Dalam Islam mengajarkan bahwa pendidikan anak itu bukan dari ia PAUD saja, tapi semenjak ia dalam kandungan bahkan bagaimana orang tuanya mencita-citakan nya sejak ia direncanakan, yaitu cita-cita tertinggi untuk menjadi insan bertakwa. Memahami identitas dirinya adalah seorang hamba yang diciptakan Allah untuk beribadah berdasarkan tuntunan syariatnya. Apakah kapasitasnya sekarang sebagai bayi,balita,anak-anak,remaja ataupun seorang yang dewasa dari segi usia.
Sehingga ketika ia baligh, ia sudah siap dan mapan menerima cobaan, mengasah kemampuan, dewasa dalam bersikap. Seperti halnya istri Rasulullah SAW Aisyah RA yang sudah memiliki pemahaman yang mendalam tentang pernikahan dan bagaimana menjadi isteri padahal usianya masih sangat belia, atau bagaimana Muhammad Al-Fatih diusianya yang belum genap 20 tahun menjadi panglima penaklukan negeri Spanyol (Konstantinopel). Sehingga bagi laki-laki,ketika ia baligh maka ia sudah paham kalau ia tak boleh lagi bertopang hidup dengan kedua orang tuanya saja, dan bagi wanita ia akan mempersiapkan baik-baik dirinya untuk menjadi seorang isteri/ibu dengan menjaga kehormatan dan kesuciannya.
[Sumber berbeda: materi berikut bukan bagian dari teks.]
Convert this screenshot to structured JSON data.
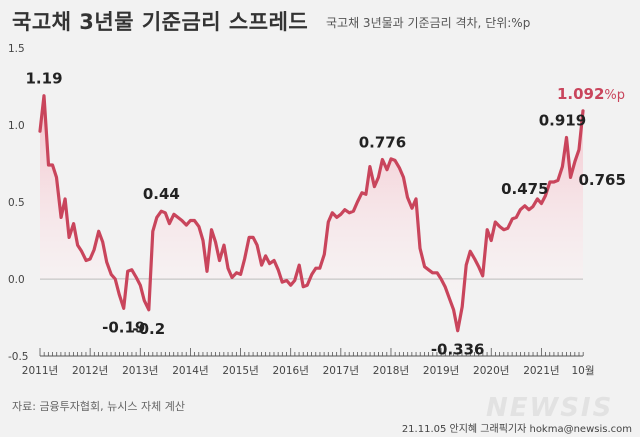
{
  "header": {
    "title": "국고채 3년물 기준금리 스프레드",
    "subtitle": "국고채 3년물과 기준금리 격차, 단위:%p"
  },
  "footer": {
    "source": "자료: 금융투자협회, 뉴시스 자체 계산",
    "credit": "21.11.05 안지혜 그래픽기자 hokma@newsis.com",
    "watermark": "NEWSIS"
  },
  "colors": {
    "line": "#c9455c",
    "fill_top": "#f3b6c1",
    "accent_label": "#c9455c"
  },
  "chart_data": {
    "type": "area",
    "title": "국고채 3년물 기준금리 스프레드",
    "subtitle": "국고채 3년물과 기준금리 격차, 단위:%p",
    "ylabel": "",
    "ylim": [
      -0.5,
      1.5
    ],
    "yticks": [
      -0.5,
      0.0,
      0.5,
      1.0,
      1.5
    ],
    "ytick_labels": [
      "-0.5",
      "0.0",
      "0.5",
      "1.0",
      "1.5"
    ],
    "xlim": [
      2011.0,
      2021.83
    ],
    "xticks": [
      {
        "x": 2011.0,
        "label": "2011년"
      },
      {
        "x": 2012.0,
        "label": "2012년"
      },
      {
        "x": 2013.0,
        "label": "2013년"
      },
      {
        "x": 2014.0,
        "label": "2014년"
      },
      {
        "x": 2015.0,
        "label": "2015년"
      },
      {
        "x": 2016.0,
        "label": "2016년"
      },
      {
        "x": 2017.0,
        "label": "2017년"
      },
      {
        "x": 2018.0,
        "label": "2018년"
      },
      {
        "x": 2019.0,
        "label": "2019년"
      },
      {
        "x": 2020.0,
        "label": "2020년"
      },
      {
        "x": 2021.0,
        "label": "2021년"
      },
      {
        "x": 2021.83,
        "label": "10월"
      }
    ],
    "grid": false,
    "series": [
      {
        "x": [
          2011.0,
          2011.08,
          2011.17,
          2011.25,
          2011.33,
          2011.42,
          2011.5,
          2011.58,
          2011.67,
          2011.75,
          2011.83,
          2011.92,
          2012.0,
          2012.08,
          2012.17,
          2012.25,
          2012.33,
          2012.42,
          2012.5,
          2012.58,
          2012.67,
          2012.75,
          2012.83,
          2012.92,
          2013.0,
          2013.08,
          2013.17,
          2013.25,
          2013.33,
          2013.42,
          2013.5,
          2013.58,
          2013.67,
          2013.75,
          2013.83,
          2013.92,
          2014.0,
          2014.08,
          2014.17,
          2014.25,
          2014.33,
          2014.42,
          2014.5,
          2014.58,
          2014.67,
          2014.75,
          2014.83,
          2014.92,
          2015.0,
          2015.08,
          2015.17,
          2015.25,
          2015.33,
          2015.42,
          2015.5,
          2015.58,
          2015.67,
          2015.75,
          2015.83,
          2015.92,
          2016.0,
          2016.08,
          2016.17,
          2016.25,
          2016.33,
          2016.42,
          2016.5,
          2016.58,
          2016.67,
          2016.75,
          2016.83,
          2016.92,
          2017.0,
          2017.08,
          2017.17,
          2017.25,
          2017.33,
          2017.42,
          2017.5,
          2017.58,
          2017.67,
          2017.75,
          2017.83,
          2017.92,
          2018.0,
          2018.08,
          2018.17,
          2018.25,
          2018.33,
          2018.42,
          2018.5,
          2018.58,
          2018.67,
          2018.75,
          2018.83,
          2018.92,
          2019.0,
          2019.08,
          2019.17,
          2019.25,
          2019.33,
          2019.42,
          2019.5,
          2019.58,
          2019.67,
          2019.75,
          2019.83,
          2019.92,
          2020.0,
          2020.08,
          2020.17,
          2020.25,
          2020.33,
          2020.42,
          2020.5,
          2020.58,
          2020.67,
          2020.75,
          2020.83,
          2020.92,
          2021.0,
          2021.08,
          2021.17,
          2021.25,
          2021.33,
          2021.42,
          2021.5,
          2021.58,
          2021.67,
          2021.75,
          2021.83
        ],
        "values": [
          0.96,
          1.19,
          0.74,
          0.74,
          0.66,
          0.4,
          0.52,
          0.27,
          0.36,
          0.22,
          0.18,
          0.12,
          0.13,
          0.19,
          0.31,
          0.24,
          0.11,
          0.03,
          0.0,
          -0.1,
          -0.19,
          0.05,
          0.06,
          0.01,
          -0.04,
          -0.14,
          -0.2,
          0.31,
          0.4,
          0.44,
          0.43,
          0.36,
          0.42,
          0.4,
          0.38,
          0.35,
          0.38,
          0.38,
          0.34,
          0.25,
          0.05,
          0.32,
          0.24,
          0.12,
          0.22,
          0.07,
          0.01,
          0.04,
          0.03,
          0.13,
          0.27,
          0.27,
          0.22,
          0.09,
          0.15,
          0.1,
          0.12,
          0.06,
          -0.02,
          -0.01,
          -0.04,
          -0.01,
          0.09,
          -0.05,
          -0.04,
          0.03,
          0.07,
          0.07,
          0.16,
          0.37,
          0.43,
          0.4,
          0.42,
          0.45,
          0.43,
          0.44,
          0.5,
          0.56,
          0.55,
          0.73,
          0.6,
          0.66,
          0.776,
          0.71,
          0.78,
          0.77,
          0.72,
          0.66,
          0.53,
          0.46,
          0.52,
          0.2,
          0.08,
          0.06,
          0.04,
          0.04,
          0.0,
          -0.05,
          -0.13,
          -0.2,
          -0.336,
          -0.18,
          0.09,
          0.18,
          0.13,
          0.08,
          0.02,
          0.32,
          0.25,
          0.37,
          0.34,
          0.32,
          0.33,
          0.39,
          0.4,
          0.45,
          0.475,
          0.45,
          0.47,
          0.52,
          0.49,
          0.54,
          0.63,
          0.63,
          0.64,
          0.73,
          0.919,
          0.66,
          0.765,
          0.84,
          1.092
        ]
      }
    ],
    "annotations": [
      {
        "x": 2011.08,
        "y": 1.19,
        "text": "1.19",
        "accent": false,
        "pos": "above"
      },
      {
        "x": 2012.67,
        "y": -0.19,
        "text": "-0.19",
        "accent": false,
        "pos": "below"
      },
      {
        "x": 2013.17,
        "y": -0.2,
        "text": "-0.2",
        "accent": false,
        "pos": "below"
      },
      {
        "x": 2013.42,
        "y": 0.44,
        "text": "0.44",
        "accent": false,
        "pos": "above"
      },
      {
        "x": 2017.83,
        "y": 0.776,
        "text": "0.776",
        "accent": false,
        "pos": "above"
      },
      {
        "x": 2019.33,
        "y": -0.336,
        "text": "-0.336",
        "accent": false,
        "pos": "below"
      },
      {
        "x": 2020.67,
        "y": 0.475,
        "text": "0.475",
        "accent": false,
        "pos": "above"
      },
      {
        "x": 2021.42,
        "y": 0.919,
        "text": "0.919",
        "accent": false,
        "pos": "above"
      },
      {
        "x": 2021.58,
        "y": 0.765,
        "text": "0.765",
        "accent": false,
        "pos": "right"
      },
      {
        "x": 2021.83,
        "y": 1.092,
        "text": "1.092",
        "unit": "%p",
        "accent": true,
        "pos": "above"
      }
    ]
  }
}
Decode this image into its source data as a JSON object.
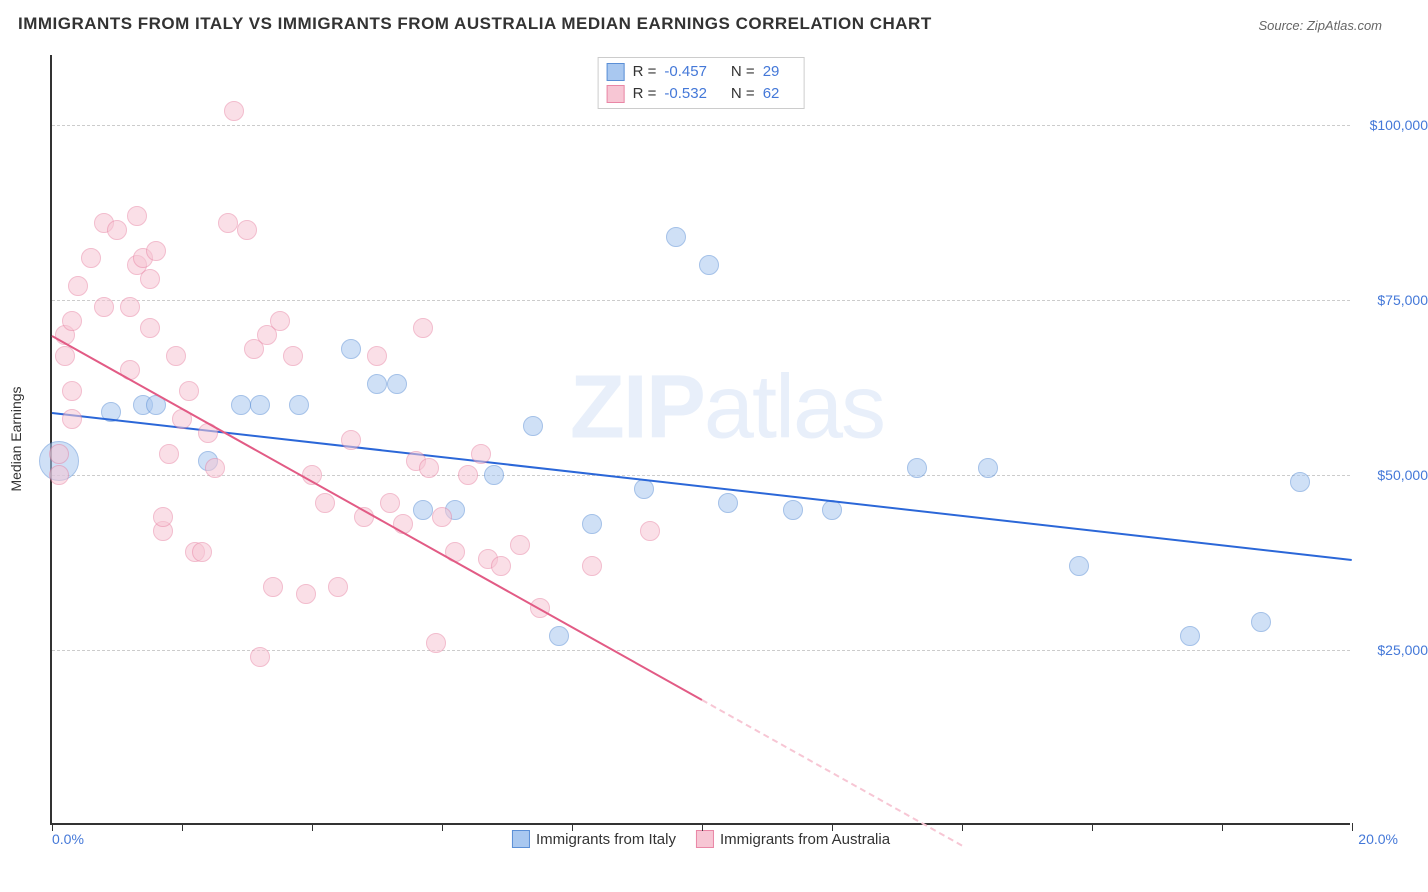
{
  "title": "IMMIGRANTS FROM ITALY VS IMMIGRANTS FROM AUSTRALIA MEDIAN EARNINGS CORRELATION CHART",
  "source": "Source: ZipAtlas.com",
  "watermark_a": "ZIP",
  "watermark_b": "atlas",
  "chart": {
    "type": "scatter",
    "x_axis": {
      "min": 0.0,
      "max": 20.0,
      "label_min": "0.0%",
      "label_max": "20.0%",
      "tick_step": 2.0
    },
    "y_axis": {
      "title": "Median Earnings",
      "min": 0,
      "max": 110000,
      "ticks": [
        25000,
        50000,
        75000,
        100000
      ],
      "tick_labels": [
        "$25,000",
        "$50,000",
        "$75,000",
        "$100,000"
      ]
    },
    "background_color": "#ffffff",
    "grid_color": "#cccccc",
    "label_color": "#4478d8",
    "marker_radius": 10,
    "marker_opacity": 0.55,
    "series": [
      {
        "name": "Immigrants from Italy",
        "color_fill": "#a9c8f0",
        "color_stroke": "#5b8fd6",
        "r_label": "R =",
        "r_value": "-0.457",
        "n_label": "N =",
        "n_value": "29",
        "trend": {
          "x1": 0.0,
          "y1": 59000,
          "x2": 20.0,
          "y2": 38000,
          "color": "#2b67d8"
        },
        "points": [
          {
            "x": 0.1,
            "y": 52000,
            "r": 20
          },
          {
            "x": 0.9,
            "y": 59000
          },
          {
            "x": 1.4,
            "y": 60000
          },
          {
            "x": 1.6,
            "y": 60000
          },
          {
            "x": 2.4,
            "y": 52000
          },
          {
            "x": 2.9,
            "y": 60000
          },
          {
            "x": 3.2,
            "y": 60000
          },
          {
            "x": 3.8,
            "y": 60000
          },
          {
            "x": 4.6,
            "y": 68000
          },
          {
            "x": 5.0,
            "y": 63000
          },
          {
            "x": 5.3,
            "y": 63000
          },
          {
            "x": 5.7,
            "y": 45000
          },
          {
            "x": 6.2,
            "y": 45000
          },
          {
            "x": 6.8,
            "y": 50000
          },
          {
            "x": 7.4,
            "y": 57000
          },
          {
            "x": 7.8,
            "y": 27000
          },
          {
            "x": 8.3,
            "y": 43000
          },
          {
            "x": 9.1,
            "y": 48000
          },
          {
            "x": 9.6,
            "y": 84000
          },
          {
            "x": 10.1,
            "y": 80000
          },
          {
            "x": 10.4,
            "y": 46000
          },
          {
            "x": 11.4,
            "y": 45000
          },
          {
            "x": 12.0,
            "y": 45000
          },
          {
            "x": 13.3,
            "y": 51000
          },
          {
            "x": 14.4,
            "y": 51000
          },
          {
            "x": 15.8,
            "y": 37000
          },
          {
            "x": 17.5,
            "y": 27000
          },
          {
            "x": 18.6,
            "y": 29000
          },
          {
            "x": 19.2,
            "y": 49000
          }
        ]
      },
      {
        "name": "Immigrants from Australia",
        "color_fill": "#f7c6d4",
        "color_stroke": "#e987a6",
        "r_label": "R =",
        "r_value": "-0.532",
        "n_label": "N =",
        "n_value": "62",
        "trend": {
          "x1": 0.0,
          "y1": 70000,
          "x2": 10.0,
          "y2": 18000,
          "extend_x": 14.0,
          "color": "#e25b85"
        },
        "points": [
          {
            "x": 0.2,
            "y": 70000
          },
          {
            "x": 0.2,
            "y": 67000
          },
          {
            "x": 0.3,
            "y": 72000
          },
          {
            "x": 0.3,
            "y": 62000
          },
          {
            "x": 0.3,
            "y": 58000
          },
          {
            "x": 0.1,
            "y": 53000
          },
          {
            "x": 0.1,
            "y": 50000
          },
          {
            "x": 0.4,
            "y": 77000
          },
          {
            "x": 0.6,
            "y": 81000
          },
          {
            "x": 0.8,
            "y": 74000
          },
          {
            "x": 0.8,
            "y": 86000
          },
          {
            "x": 1.0,
            "y": 85000
          },
          {
            "x": 1.2,
            "y": 74000
          },
          {
            "x": 1.2,
            "y": 65000
          },
          {
            "x": 1.3,
            "y": 87000
          },
          {
            "x": 1.3,
            "y": 80000
          },
          {
            "x": 1.4,
            "y": 81000
          },
          {
            "x": 1.5,
            "y": 71000
          },
          {
            "x": 1.5,
            "y": 78000
          },
          {
            "x": 1.6,
            "y": 82000
          },
          {
            "x": 1.7,
            "y": 42000
          },
          {
            "x": 1.7,
            "y": 44000
          },
          {
            "x": 1.8,
            "y": 53000
          },
          {
            "x": 1.9,
            "y": 67000
          },
          {
            "x": 2.0,
            "y": 58000
          },
          {
            "x": 2.1,
            "y": 62000
          },
          {
            "x": 2.2,
            "y": 39000
          },
          {
            "x": 2.3,
            "y": 39000
          },
          {
            "x": 2.4,
            "y": 56000
          },
          {
            "x": 2.5,
            "y": 51000
          },
          {
            "x": 2.7,
            "y": 86000
          },
          {
            "x": 2.8,
            "y": 102000
          },
          {
            "x": 3.0,
            "y": 85000
          },
          {
            "x": 3.1,
            "y": 68000
          },
          {
            "x": 3.2,
            "y": 24000
          },
          {
            "x": 3.3,
            "y": 70000
          },
          {
            "x": 3.4,
            "y": 34000
          },
          {
            "x": 3.5,
            "y": 72000
          },
          {
            "x": 3.7,
            "y": 67000
          },
          {
            "x": 3.9,
            "y": 33000
          },
          {
            "x": 4.0,
            "y": 50000
          },
          {
            "x": 4.2,
            "y": 46000
          },
          {
            "x": 4.4,
            "y": 34000
          },
          {
            "x": 4.6,
            "y": 55000
          },
          {
            "x": 4.8,
            "y": 44000
          },
          {
            "x": 5.0,
            "y": 67000
          },
          {
            "x": 5.2,
            "y": 46000
          },
          {
            "x": 5.4,
            "y": 43000
          },
          {
            "x": 5.6,
            "y": 52000
          },
          {
            "x": 5.7,
            "y": 71000
          },
          {
            "x": 5.8,
            "y": 51000
          },
          {
            "x": 5.9,
            "y": 26000
          },
          {
            "x": 6.0,
            "y": 44000
          },
          {
            "x": 6.2,
            "y": 39000
          },
          {
            "x": 6.4,
            "y": 50000
          },
          {
            "x": 6.6,
            "y": 53000
          },
          {
            "x": 6.7,
            "y": 38000
          },
          {
            "x": 6.9,
            "y": 37000
          },
          {
            "x": 7.2,
            "y": 40000
          },
          {
            "x": 7.5,
            "y": 31000
          },
          {
            "x": 8.3,
            "y": 37000
          },
          {
            "x": 9.2,
            "y": 42000
          }
        ]
      }
    ],
    "legend": [
      {
        "label": "Immigrants from Italy",
        "fill": "#a9c8f0",
        "stroke": "#5b8fd6"
      },
      {
        "label": "Immigrants from Australia",
        "fill": "#f7c6d4",
        "stroke": "#e987a6"
      }
    ]
  }
}
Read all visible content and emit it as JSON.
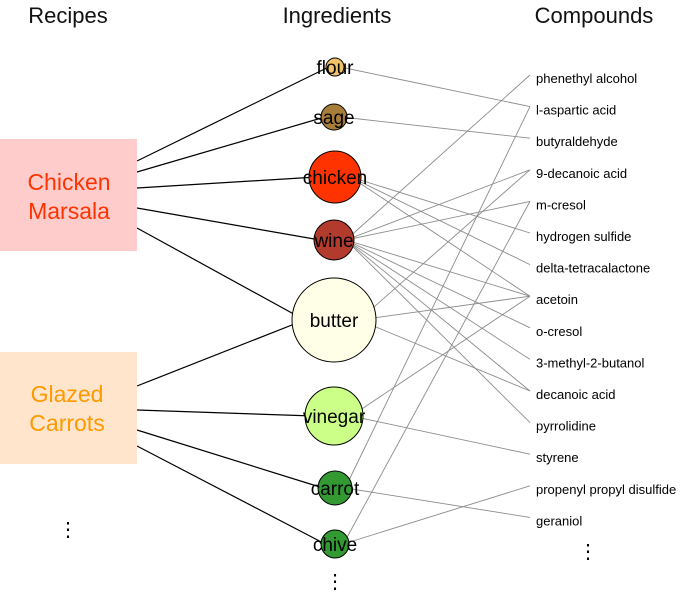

Kenapa kita manusia malah memberi batasan yang melampaui aturan Allah, seperti membatasi sampai usia 18 tahun masih anak-anak, padahal Allah telah jelas memberi batasan seseorang kapan ia baligh (bertanggung jawab atas dosa-dosanya) karena hanya Allah yang paling mengerti ciptaanNya yang lemah dan serba terbatas ini. Sungguh kita telah melampaui batas dan mengabaikan aturan-aturan Allah sehingga wajarlah kita kehilangan mata arah tujuan dan ketentraman hidup karena tak mau diatur oleh syariat-Nya secara kaffah. Dan anak-anak kita pun adalah korban atas kerusakan penerapan demokrasi sekularis ini. Segera beristigfar dan ikut dalam barisan perjuangan menegakkan khilafah dan menerapkan syariah.